On the contrary, NoSQL databases scale horizontally which implies more servers can be added any time to reinforce the growing database.
Can both SQL & NoSQL be merged?
With this long discussion on the features and foibles of SQL and NoSQL databases, one question that is hitting my mind ceaselessly is – “Is there a way to combine both the databases and get the maximum of them?”
Both types of databases have their own pros and cons and are specifically suitable for the systems of their kind. Though SQL is well established and has mass acceptance for all types of applications, many SQL databases have started adopting features of NoSQL databases to go with the varying technological needs. Accepting JSON documents as a native data type and performing queries against that data, and imposing constraints on JSON data are to name a few.
On the other hand, NoSQL databases are also embracing many knacks of conventional SQL databases along with adding SQL like query languages. For example, 2 document based NoSQL databases – MongoDB and RavenDB promise to be ACID compliant whereas MongoDB and CouchDB are as powerful in querying data as any relational database.
Examples: MySQL Document Store, an enhancement to the most popular open-source relational database MySQL, gives the provision to combine the SQL relational tables and schema-less JSON collections in the same database as well as the same application.

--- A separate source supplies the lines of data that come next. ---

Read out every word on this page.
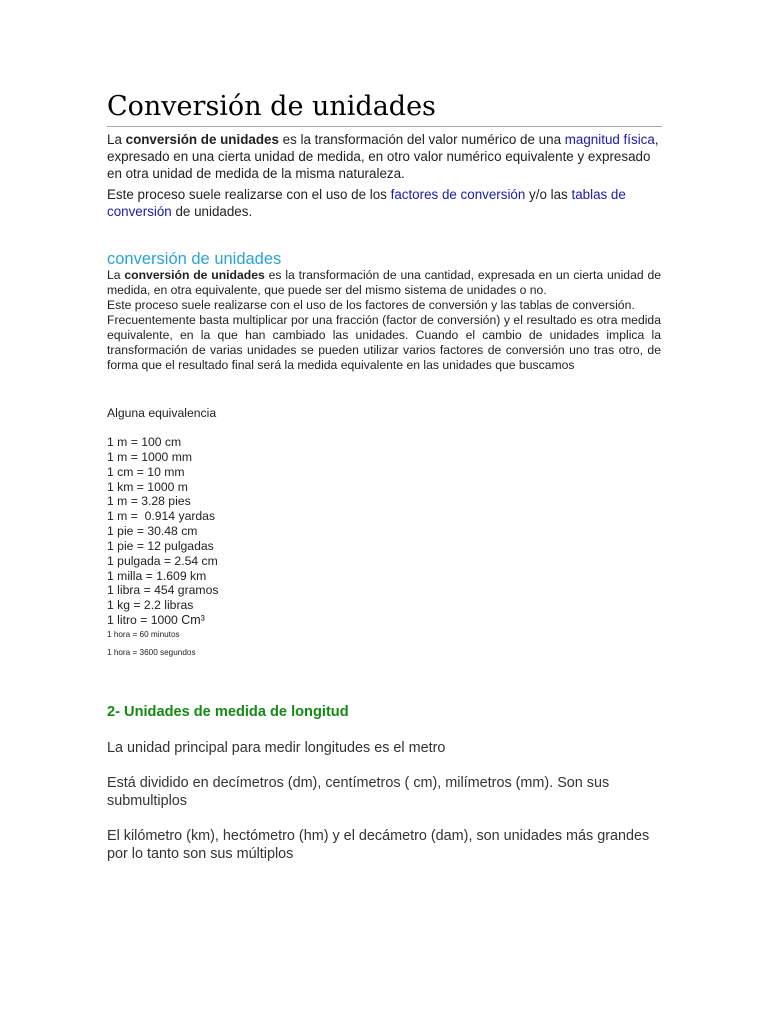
Conversión de unidades
La conversión de unidades es la transformación del valor numérico de una magnitud física, expresado en una cierta unidad de medida, en otro valor numérico equivalente y expresado en otra unidad de medida de la misma naturaleza.
Este proceso suele realizarse con el uso de los factores de conversión y/o las tablas de conversión de unidades.
conversión de unidades

La conversión de unidades es la transformación de una cantidad, expresada en un cierta unidad de medida, en otra equivalente, que puede ser del mismo sistema de unidades o no.

Este proceso suele realizarse con el uso de los factores de conversión y las tablas de conversión.

Frecuentemente basta multiplicar por una fracción (factor de conversión) y el resultado es otra medida equivalente, en la que han cambiado las unidades. Cuando el cambio de unidades implica la transformación de varias unidades se pueden utilizar varios factores de conversión uno tras otro, de forma que el resultado final será la medida equivalente en las unidades que buscamos

Alguna equivalencia
1 m = 100 cm
1 m = 1000 mm
1 cm = 10 mm
1 km = 1000 m
1 m = 3.28 pies
1 m =  0.914 yardas
1 pie = 30.48 cm
1 pie = 12 pulgadas
1 pulgada = 2.54 cm
1 milla = 1.609 km
1 libra = 454 gramos
1 kg = 2.2 libras
1 litro = 1000 Cm³
1 hora = 60 minutos
1 hora = 3600 segundos
2- Unidades de medida de longitud

La unidad principal para medir longitudes es el metro

Está dividido en decímetros (dm), centímetros ( cm), milímetros (mm). Son sus submultiplos

El kilómetro (km), hectómetro (hm) y el decámetro (dam), son unidades más grandes por lo tanto son sus múltiplos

MongoDB, one of the most popular NoSQL databases, offers multi-document ACID transactions. DynamoDB, another NoSQL database managed by AWS also provides ACIDcompliant transaction functionality
Conclusion:
Although NoSQL databases have made their presence felt with irrefutable features like flexibility, scalability and speed by following the BASE (Basic Availability, Soft State, Eventual consistency) consistency model, it has a long way to meet the inimitable features like consistency and reliability of SQL databases. NoSQL should actually be understood as “Not Only SQL” rather than “Non SQL” which means it does support SQL along with having a lot more features and it can in no way replace the traditional SQL databases. The choice purely stands on the requirements of data structure, query handling and scalability for an application.